Perceptual categorization is a fundamental cognitive ability that helps us organize and make sense of all the different things we experience through our senses. For example, we can choose to put carrots in the same category as lettuce (both vegetables) or tangerines (both orange-colored items). 

Traditional accounts hold that categorizing an object is the job of the prefrontal cortex, the brain region responsible for reasoning and other high-level functions that make us smart and social. In that view, the eyes and visual regions of the brain are kind of like a security camera collecting data and processing it in a standardized way before passing it off for analysis. 

However, Nuttida Rungratsameetaweemana, an assistant professor of biomedical engineering at Columbia Engineering, and her colleagues show that the brain’s visual regions play an active role in making sense of information. Crucially, the way it interprets the information depends on what the rest of the brain is working on.

“Our findings challenge the traditional view that early sensory areas in the brain are simply ‘looking’ or ‘recording’ visual input. In fact, the human brain’s visual system actively reshapes how it represents the exact same object depending on what you’re trying to do,” says Rungratsameetaweemana. “Even in visual areas that are very close to raw information that enters the eyes, the brain has the flexibility to tune its interpretation and responses based on the current task.” 
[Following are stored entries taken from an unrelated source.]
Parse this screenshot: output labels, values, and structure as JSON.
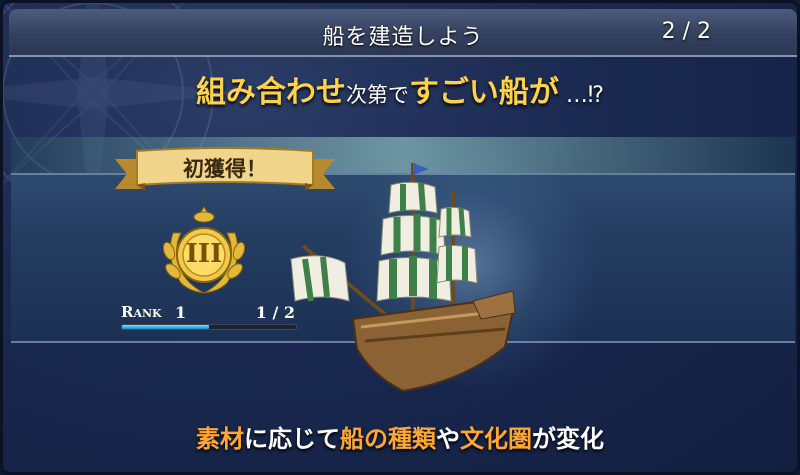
{
  "dialog": {
    "title": "船を建造しよう",
    "page_counter": "2 / 2"
  },
  "headline": {
    "part1": "組み合わせ",
    "part2": "次第で",
    "part3": "すごい船が",
    "part4": " …⁉"
  },
  "badge": {
    "ribbon_text": "初獲得！",
    "medal_numeral": "III"
  },
  "rank": {
    "label": "Rank",
    "value": "1",
    "progress_text": "1 / 2",
    "progress_fraction": 0.5
  },
  "footer": {
    "s1": "素材",
    "s2": "に応じて",
    "s3": "船の種類",
    "s4": "や",
    "s5": "文化圏",
    "s6": "が変化"
  },
  "colors": {
    "accent_gold": "#ffd24a",
    "accent_orange": "#ffa633",
    "sail_green": "#3f7f4a",
    "sail_white": "#efeee0",
    "hull_wood": "#8a6234"
  },
  "icons": [
    "compass-rose-icon",
    "laurel-medal-icon",
    "ribbon-banner-icon",
    "sailing-ship-icon"
  ]
}
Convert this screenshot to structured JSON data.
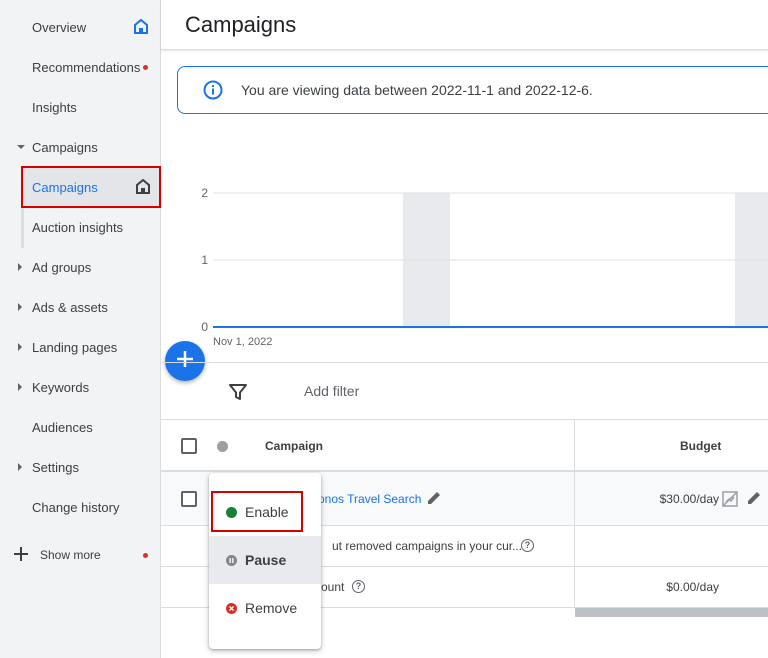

The researchers used functional magnetic resonance imaging (fMRI) to observe people’s brain activity while they put shapes in different categories. The twist was that the “rules” for categorizing the shapes kept changing, which let them determine that the visual cortex was changing how it represented the shapes depending on how the categories had been defined. 

The findings may inform designs for AI systems that can better adapt to new situations, since even state-of-the-art AI systems still struggle with flexible task performance. The results may also contribute to understanding how cognitive flexibility might break down in conditions like ADHD or other cognitive disorders.